Capture nighttime scenery with these astrophotography tips

Anyone on social media these days has seen the uptick in those breathtaking nighttime photos featuring every star in the galaxy. While expensive modern photo gear definitely helps, there’s a surprising amount of effective photography that can be done with nearly any camera with manual controls. Known as Astrophotography, Nighttime Landscape Photography or Milky Way Photography. While they often have different subjects, most of the fundamentals are the same.

Photography of any kind is one of the most gear intensive activities one can enjoy. Fortunately, the barrier of entry to start taking photos in the dark is simply a camera and tripod. During daylight hours, a several year old smartphone can take a remarkably crisp, attractive photo. At the time of this writing, astrophotography still requires the use of cameras with larger lenses and sensors. Almost every camera produced in the last decade, both DSLR and point-and-shoot, has manual controls that will allow for star-filled photos.

Taking a good photo in the dark requires one major compromise over daylight: Time. What your camera can collect in a tiny fraction of a second may take seconds, minutes, or hours. Which is why a tripod is necessary. A handheld 10 second exposure will look more like a Jackson Pollock than tonight’s campsite.

The main piece of equipment needed is obviously the camera. Shooting in the dark is actually a very difficult task for your gear, and as such, the newer and more sensitive, the better. It’s worth noting that in a number of ways, a current entry level DSLR can be better than pro level gear from a decade ago. But that’s true with nearly anything electronic.I first started shooting my nighttime campsites in 2004 with a first generation 6.3 megapixel Canon Rebel and the included 18-55mm kit lens. If I went above 1600 ISO, I’d start to get enough staticky noise that it looked like an art project. I found that a 15-20 second photo, taken at the widest focal length of 18mm, at f/3.5 (the most light collecting aperture setting that lens had) at 800 ISO would show me only the brightest stars that my night adjusted eyes could see. Yet I was thrilled. When I used a 50mm prime lens (prime = fixed at 50mm no zoom) that went to f/1.8, I could collect significantly more light, but I was now zoomed into a much more narrow photo.
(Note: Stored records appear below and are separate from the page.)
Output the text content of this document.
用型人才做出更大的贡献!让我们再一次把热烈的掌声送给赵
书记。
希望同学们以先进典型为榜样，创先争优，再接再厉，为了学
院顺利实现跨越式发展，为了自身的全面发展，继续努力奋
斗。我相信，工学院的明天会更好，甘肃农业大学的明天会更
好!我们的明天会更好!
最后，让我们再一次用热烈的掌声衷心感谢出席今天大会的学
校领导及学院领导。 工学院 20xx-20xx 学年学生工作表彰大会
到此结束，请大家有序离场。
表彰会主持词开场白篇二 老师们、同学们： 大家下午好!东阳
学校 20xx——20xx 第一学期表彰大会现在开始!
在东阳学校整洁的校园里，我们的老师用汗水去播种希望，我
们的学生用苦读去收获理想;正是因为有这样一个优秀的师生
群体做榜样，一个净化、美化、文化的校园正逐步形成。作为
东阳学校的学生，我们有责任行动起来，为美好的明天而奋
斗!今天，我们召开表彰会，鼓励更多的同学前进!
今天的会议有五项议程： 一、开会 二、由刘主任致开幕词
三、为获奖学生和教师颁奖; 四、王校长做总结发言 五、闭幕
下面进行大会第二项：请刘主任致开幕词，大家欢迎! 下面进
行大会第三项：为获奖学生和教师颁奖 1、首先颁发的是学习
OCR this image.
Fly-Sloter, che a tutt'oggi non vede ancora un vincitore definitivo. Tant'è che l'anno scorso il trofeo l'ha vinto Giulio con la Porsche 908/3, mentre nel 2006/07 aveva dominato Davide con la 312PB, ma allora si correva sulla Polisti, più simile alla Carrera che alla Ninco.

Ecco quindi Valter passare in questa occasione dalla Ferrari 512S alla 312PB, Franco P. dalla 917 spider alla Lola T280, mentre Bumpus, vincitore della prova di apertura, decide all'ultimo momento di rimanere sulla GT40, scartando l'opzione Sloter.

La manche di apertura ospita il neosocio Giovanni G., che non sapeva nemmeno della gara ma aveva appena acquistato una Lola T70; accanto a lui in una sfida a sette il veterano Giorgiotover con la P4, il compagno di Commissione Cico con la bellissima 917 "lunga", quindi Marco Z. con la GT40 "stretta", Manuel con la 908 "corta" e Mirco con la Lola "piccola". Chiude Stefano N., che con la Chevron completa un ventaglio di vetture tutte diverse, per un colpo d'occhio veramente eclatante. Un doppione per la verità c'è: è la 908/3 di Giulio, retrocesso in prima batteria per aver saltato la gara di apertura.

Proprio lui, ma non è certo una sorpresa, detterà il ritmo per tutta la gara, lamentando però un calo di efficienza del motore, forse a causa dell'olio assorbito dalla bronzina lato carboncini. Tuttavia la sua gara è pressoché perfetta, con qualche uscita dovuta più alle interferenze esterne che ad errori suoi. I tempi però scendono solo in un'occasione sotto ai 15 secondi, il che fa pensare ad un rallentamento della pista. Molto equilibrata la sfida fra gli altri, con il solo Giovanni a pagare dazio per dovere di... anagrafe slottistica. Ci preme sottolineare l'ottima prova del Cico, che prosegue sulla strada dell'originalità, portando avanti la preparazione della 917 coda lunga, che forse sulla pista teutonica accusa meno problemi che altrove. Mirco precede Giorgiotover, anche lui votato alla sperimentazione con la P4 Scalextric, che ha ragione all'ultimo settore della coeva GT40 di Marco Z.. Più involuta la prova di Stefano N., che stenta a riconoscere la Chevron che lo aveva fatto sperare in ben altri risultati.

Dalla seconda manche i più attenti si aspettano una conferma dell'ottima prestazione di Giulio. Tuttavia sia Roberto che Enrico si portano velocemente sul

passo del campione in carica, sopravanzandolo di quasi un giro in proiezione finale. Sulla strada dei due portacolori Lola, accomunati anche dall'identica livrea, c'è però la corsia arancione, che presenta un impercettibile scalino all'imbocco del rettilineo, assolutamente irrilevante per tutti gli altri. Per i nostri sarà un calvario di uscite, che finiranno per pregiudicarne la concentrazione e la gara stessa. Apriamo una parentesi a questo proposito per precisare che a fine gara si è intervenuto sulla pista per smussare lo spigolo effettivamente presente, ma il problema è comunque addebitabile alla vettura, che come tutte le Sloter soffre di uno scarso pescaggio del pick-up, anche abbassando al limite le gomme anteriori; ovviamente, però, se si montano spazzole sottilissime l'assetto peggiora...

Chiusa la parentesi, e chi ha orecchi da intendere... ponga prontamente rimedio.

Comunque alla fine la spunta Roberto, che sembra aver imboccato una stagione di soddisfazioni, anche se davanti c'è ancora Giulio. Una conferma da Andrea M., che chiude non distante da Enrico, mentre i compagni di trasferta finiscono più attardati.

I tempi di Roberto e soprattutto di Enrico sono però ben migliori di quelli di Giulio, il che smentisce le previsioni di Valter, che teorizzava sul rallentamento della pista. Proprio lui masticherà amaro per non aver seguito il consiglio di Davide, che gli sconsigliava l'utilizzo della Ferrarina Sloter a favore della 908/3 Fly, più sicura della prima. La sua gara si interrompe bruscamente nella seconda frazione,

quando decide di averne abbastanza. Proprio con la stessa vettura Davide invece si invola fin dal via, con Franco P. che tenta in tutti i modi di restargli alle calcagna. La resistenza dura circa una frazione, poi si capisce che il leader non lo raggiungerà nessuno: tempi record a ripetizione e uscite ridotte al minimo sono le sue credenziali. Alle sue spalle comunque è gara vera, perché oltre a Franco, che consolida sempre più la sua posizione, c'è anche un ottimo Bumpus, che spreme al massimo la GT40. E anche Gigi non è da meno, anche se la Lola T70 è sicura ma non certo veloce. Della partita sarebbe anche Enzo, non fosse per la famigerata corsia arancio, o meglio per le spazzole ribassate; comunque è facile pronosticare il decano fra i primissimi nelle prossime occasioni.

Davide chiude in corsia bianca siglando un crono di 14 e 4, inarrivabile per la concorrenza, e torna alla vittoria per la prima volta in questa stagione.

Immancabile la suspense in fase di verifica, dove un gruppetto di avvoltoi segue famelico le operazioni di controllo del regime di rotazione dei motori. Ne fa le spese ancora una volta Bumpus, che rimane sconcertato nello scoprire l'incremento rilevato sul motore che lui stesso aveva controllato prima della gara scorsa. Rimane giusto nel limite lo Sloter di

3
These days, I shoot with mostly a Canon 6D and a Rokinon 24mm f/1.4 manual lens. This lens has no autofocus, no image stabilization, and aperture is set via an old fashioned external ring. I’m not entirely sure my camera knows it even has a lens attached. While manual lenses have fewer features, they also have fewer individual internal lens elements. As it was explained to me, the more layers of glass a lens has, the more opportunity for the light to be altered, diminished, or corrupted. The first generation Canon 6D is new enough that it has incredible low light sensitivity, and an image sensor that goes up to an effective rating of 102,400 ISO. Where I used to be limited to 1600 ISO or less, I can now shoot all the way to 12,800 before I start to get noise in the photos. The end result is that I can capture light from stars that are too faint for even my night adjusted eyes to see. Many of my favorite shots are produced at 24mm, f/1.4, 8-15 seconds, at 3200-6400 ISO. These settings on this gear can bring a nighttime landscape to life in a way you’ve never imagined.

Other tips, tricks, and details that make will make your experience more successful.

  • Wired and wireless external remotes are inexpensive and handy, but you can also shoot by setting the timer delay. That way the vibration and movement from touching the camera has a few seconds to settle before the shutter opens and photo begins.
  • If your camera supports it, shoot in RAW, (CR2, NEF, ARW). JPEG/JPG is compact file type that doesn’t have nearly all the data your camera can collect. RAW file types contain many useful background details that can be brought into view during editing in Photoshop or Lightroom.
  • Get a red colored headlamp. Your night adjusted eyes take 10-15 minutes to fully recover from a bright white light exposure from a normal flashlight. Red light doesn’t have nearly the disruptive effect.

Finally, on your first few trips, make the time to take hundreds of pictures with as many variations of your settings as you can. Once you’ve purchased all of your gear, your only cost is time, and space on your memory cards. Find the limits of what your gear will do. Learn what settings produce the results you like most. Once you learn what works, you’ll be able to get the shots you want pretty easily. Though I still end up shooting a couple hundred shots per trip.